- 
		    لایق این حضرت پاکی نهاید ** نیشکر پاکان شما خالینیید
 
		    - Bu tertemiz kapıya lâyık değilsiniz ki… Temiz kişiler, şeker kamışıdır, sizse bomboş birer kamıştan ibaretsiniz.
 
		  
		 
		 
		 
	       
	       
	       
	    
	  
	    
	       
		 
	         
		 
	         
		 
		    
		    - 
		    آن سگان را این خسان خاضع شوند ** شیر را عارست کو را بگروند
 
		    - O çeşit köpeklere elbette bu çeşit bayağılık adamlar hürmet ederler. Öyle adi kişiye hürmet etmek, öyle adi adama inanmak, aslana ardır.
 
		  
		 
		 
		 
	       
	       
	       
	    
	  
	    
	       
		 
	         
		 
	         
		 
		    
		    - 
		    گربه باشد شحنه هر موشخو ** موش که بود تا ز شیران ترسد او
 
		    - Fare huylulara kedi bey olur.

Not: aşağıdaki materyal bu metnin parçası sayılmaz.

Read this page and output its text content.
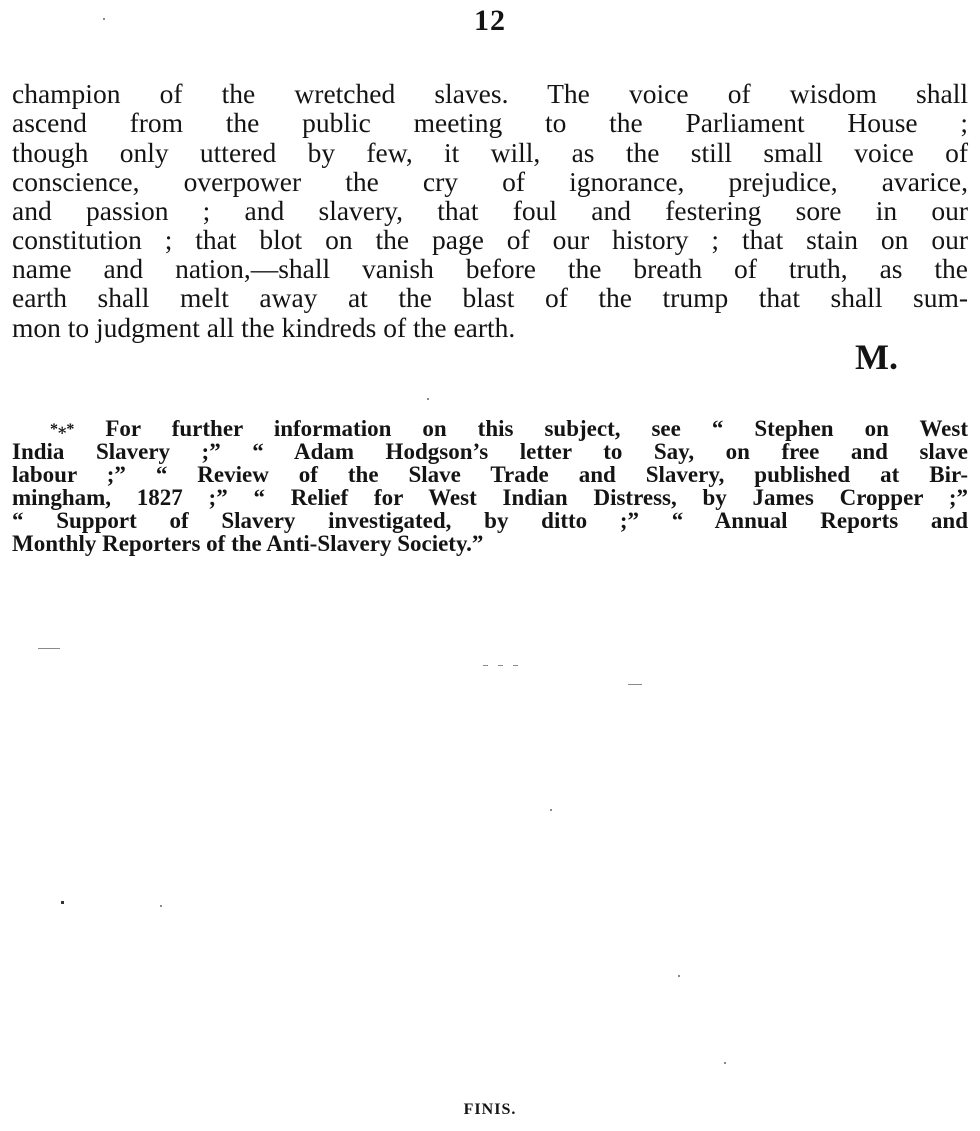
12
champion of the wretched slaves. The voice of wisdom shall
ascend from the public meeting to the Parliament House ;
though only uttered by few, it will, as the still small voice of
conscience, overpower the cry of ignorance, prejudice, avarice,
and passion ; and slavery, that foul and festering sore in our
constitution ; that blot on the page of our history ; that stain on our
name and nation,—shall vanish before the breath of truth, as the
earth shall melt away at the blast of the trump that shall sum-
mon to judgment all the kindreds of the earth.
M.
*⁎* For further information on this subject, see “ Stephen on West
India Slavery ;” “ Adam Hodgson’s letter to Say, on free and slave
labour ;” “ Review of the Slave Trade and Slavery, published at Bir-
mingham, 1827 ;” “ Relief for West Indian Distress, by James Cropper ;”
“ Support of Slavery investigated, by ditto ;” “ Annual Reports and
Monthly Reporters of the Anti-Slavery Society.”
FINIS.
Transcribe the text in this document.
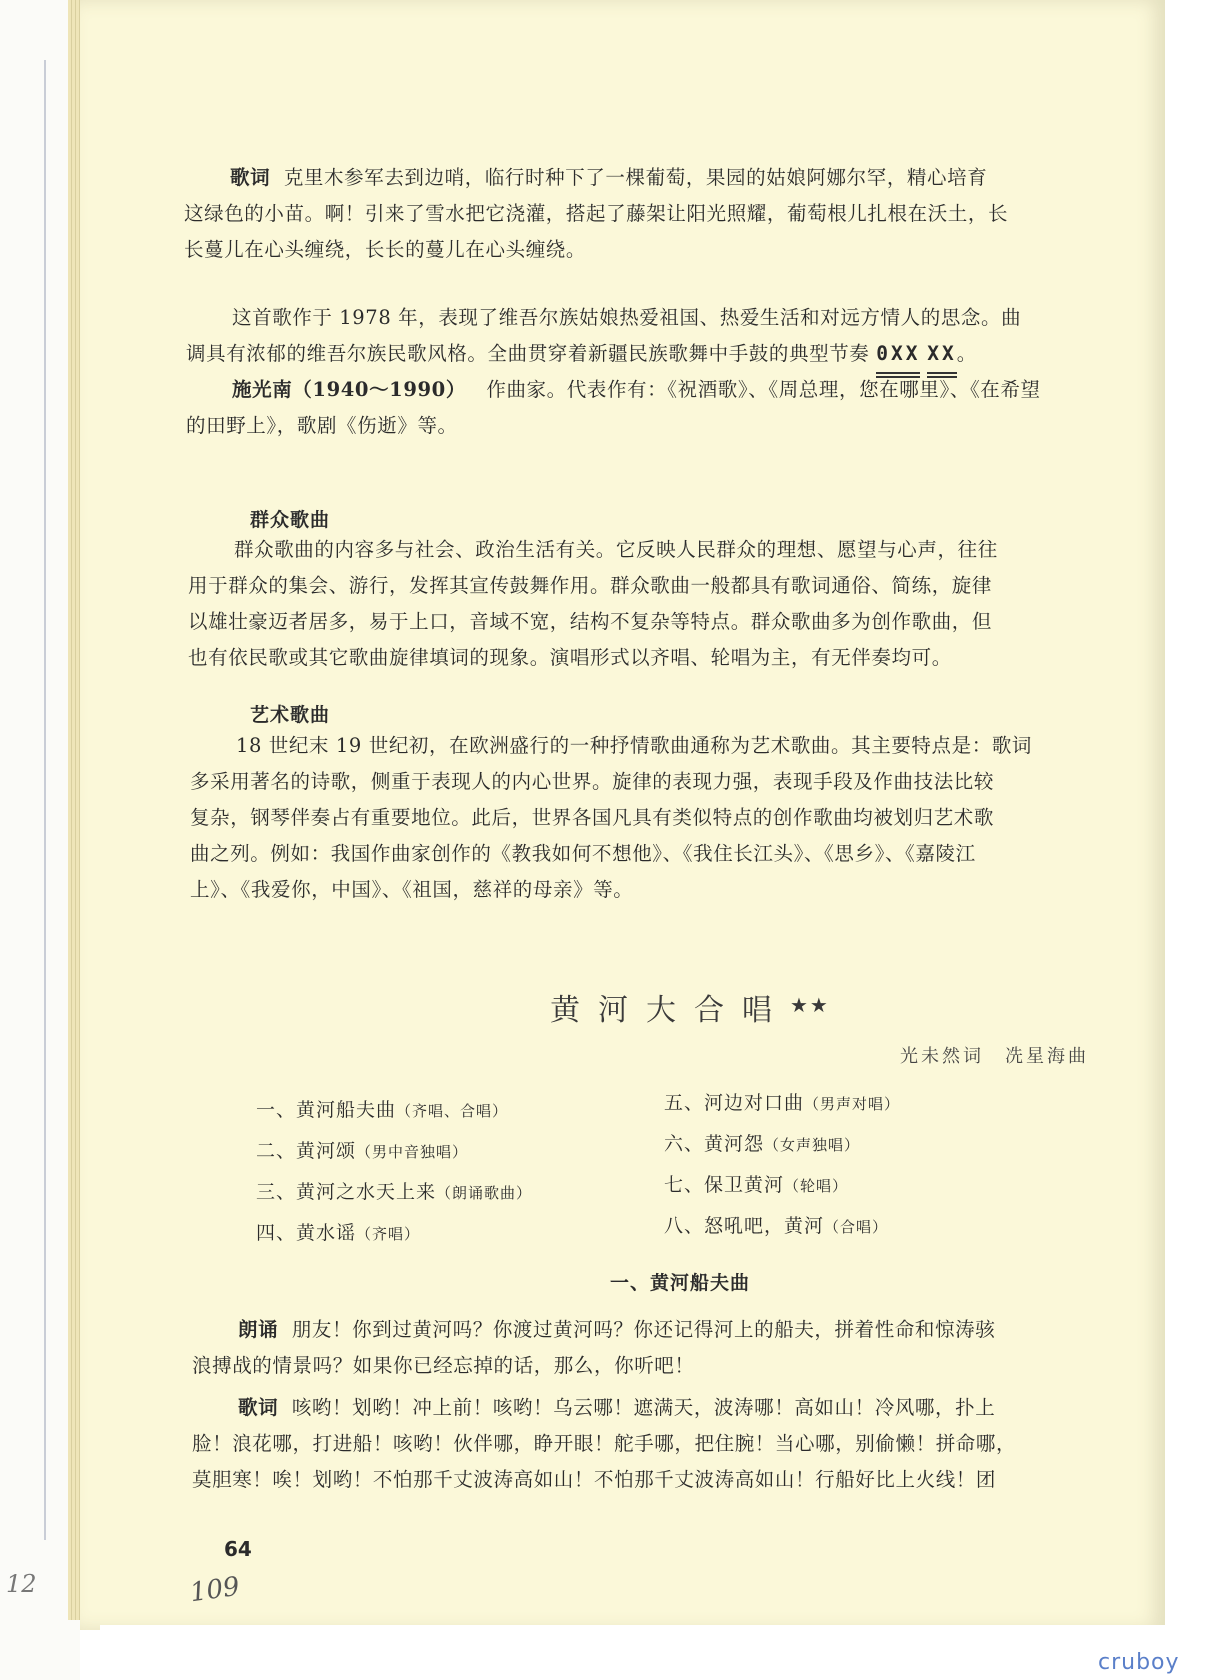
12
歌词 克里木参军去到边哨，临行时种下了一棵葡萄，果园的姑娘阿娜尔罕，精心培育
这绿色的小苗。啊！引来了雪水把它浇灌，搭起了藤架让阳光照耀，葡萄根儿扎根在沃土，长
长蔓儿在心头缠绕，长长的蔓儿在心头缠绕。
这首歌作于 1978 年，表现了维吾尔族姑娘热爱祖国、热爱生活和对远方情人的思念。曲
调具有浓郁的维吾尔族民歌风格。全曲贯穿着新疆民族歌舞中手鼓的典型节奏 0XX XX。
施光南（1940～1990） 作曲家。代表作有：《祝酒歌》、《周总理，您在哪里》、《在希望
的田野上》，歌剧《伤逝》等。
群众歌曲
群众歌曲的内容多与社会、政治生活有关。它反映人民群众的理想、愿望与心声，往往
用于群众的集会、游行，发挥其宣传鼓舞作用。群众歌曲一般都具有歌词通俗、简练，旋律
以雄壮豪迈者居多，易于上口，音域不宽，结构不复杂等特点。群众歌曲多为创作歌曲，但
也有依民歌或其它歌曲旋律填词的现象。演唱形式以齐唱、轮唱为主，有无伴奏均可。
艺术歌曲
18 世纪末 19 世纪初，在欧洲盛行的一种抒情歌曲通称为艺术歌曲。其主要特点是：歌词
多采用著名的诗歌，侧重于表现人的内心世界。旋律的表现力强，表现手段及作曲技法比较
复杂，钢琴伴奏占有重要地位。此后，世界各国凡具有类似特点的创作歌曲均被划归艺术歌
曲之列。例如：我国作曲家创作的《教我如何不想他》、《我住长江头》、《思乡》、《嘉陵江
上》、《我爱你，中国》、《祖国，慈祥的母亲》等。
黄河大合唱★★
光未然词　冼星海曲
一、黄河船夫曲（齐唱、合唱）
二、黄河颂（男中音独唱）
三、黄河之水天上来（朗诵歌曲）
四、黄水谣（齐唱）
五、河边对口曲（男声对唱）
六、黄河怨（女声独唱）
七、保卫黄河（轮唱）
八、怒吼吧，黄河（合唱）
一、黄河船夫曲
朗诵 朋友！你到过黄河吗？你渡过黄河吗？你还记得河上的船夫，拼着性命和惊涛骇
浪搏战的情景吗？如果你已经忘掉的话，那么，你听吧！
歌词 咳哟！划哟！冲上前！咳哟！乌云哪！遮满天，波涛哪！高如山！冷风哪，扑上
脸！浪花哪，打进船！咳哟！伙伴哪，睁开眼！舵手哪，把住腕！当心哪，别偷懒！拼命哪，
莫胆寒！唉！划哟！不怕那千丈波涛高如山！不怕那千丈波涛高如山！行船好比上火线！团
64
109
cruboy
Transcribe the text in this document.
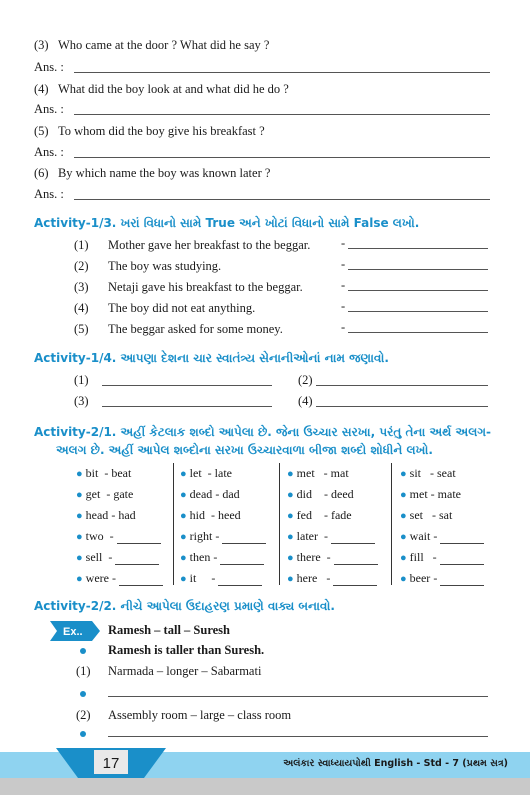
(3) Who came at the door ? What did he say ?
Ans. :
(4) What did the boy look at and what did he do ?
Ans. :
(5) To whom did the boy give his breakfast ?
Ans. :
(6) By which name the boy was known later ?
Ans. :
Activity-1/3. ખરાં વિધાનો સામે True અને ખોટાં વિધાનો સામે False લખો.
(1) Mother gave her breakfast to the beggar. -
(2) The boy was studying.	-
(3) Netaji gave his breakfast to the beggar.	-
(4) The boy did not eat anything.	-
(5) The beggar asked for some money.	-
Activity-1/4. આપણા દેશના ચાર સ્વાતંત્ર્ય સેનાનીઓનાં નામ જણાવો.
(1)	(2)
(3)	(4)
Activity-2/1. અહીં કેટલાક શબ્દો આપેલા છે. જેના ઉચ્ચાર સરખા, પરંતુ તેના અર્થ અલગ-
અલગ છે. અહીં આપેલ શબ્દોના સરખા ઉચ્ચારવાળા બીજા શબ્દો શોધીને લખો.
● bit  - beat
● get  - gate
● head - had
● two  -
● sell  -
● were -
● let  - late
● dead - dad
● hid  - heed
● right -
● then -
● it     -
● met   - mat
● did    - deed
● fed    - fade
● later  -
● there  -
● here   -
● sit   - seat
● met - mate
● set   - sat
● wait -
● fill   -
● beer -
Activity-2/2. નીચે આપેલા ઉદાહરણ પ્રમાણે વાક્ય બનાવો.
Ex.. Ramesh – tall – Suresh
Ramesh is taller than Suresh.
(1) Narmada – longer – Sabarmati
(2) Assembly room – large – class room
17	અલંકાર સ્વાધ્યાયપોથી English - Std - 7 (પ્રથમ સત્ર)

Fare kim oluyor ki aslandan korksun?
 
		  
		 
		 
		 
	       
	       
	       
	    
	  
	    
	       
		 
	         
		 
	         
		 
		    
		    - 
		    خوف ایشان از کلاب حق بود ** خوفشان کی ز آفتاب حق بود
 
		    - Fare huyludur, Allah köpeklerinden korkarlar,
 
		  
		 
		 
		 
	       
	       
	       
	    
	  
	    
	       
                 
	         
	         
	         
	         
		 
		    
		   - 
		   ربی الاعلاست ورد آن مهان ** رب ادنی درخور این ابلهان   3005
 
		    - Uluların virdi, (Rabbimiz yücelerin yücedir) sözüdür. Bu aptallara lâyık olan Rab ise kendisinde Allah kuvveti vehmeden dünya büyükleridir.
 
		  
		 
	         
		 
	       
	       
	       
	    
	  
	    
	       
		 
	         
		 
	         
		 
		    
		    - 
		    موش کی ترسد ز شیران مصاف ** بلک آن آهوتگان مشکناف
 
		    - Fare, nasıl olurda savaş aslanlarından korkar. Onlardan korkanlar, misk ceylânlarıdır ancak.
 
		  
		 
		 
		 
	       
	       
	       
	    
	  
	    
	       
		 
	         
		 
	         
		 
		    
		    - 
		    رو به پیش کاسهلیس ای دیگلیس ** توش خداوند و ولی نعمت نویس
 
		    - Yürü ey çömlek yalayıcı, kâse yalayıcının yanına git… Onu kendine Allah say, velinimet say!
 
		  
		 
		 
		 
	       
	       
	       
	    
	  
	    
	       
		 
	         
		 
	         
		 
		    
		    - 
		    بس کن ار شرحی بگویم دور دست ** خشم گیرد میر و هم داند که هست
 
		    - Kâfi yeter artık… Uzun uzadıya anlatmaya girişsem beyler, padişahlar, hem kızarlar, hem de anlattıklarımın kendilerinde olduğunu bilirler anlarlar.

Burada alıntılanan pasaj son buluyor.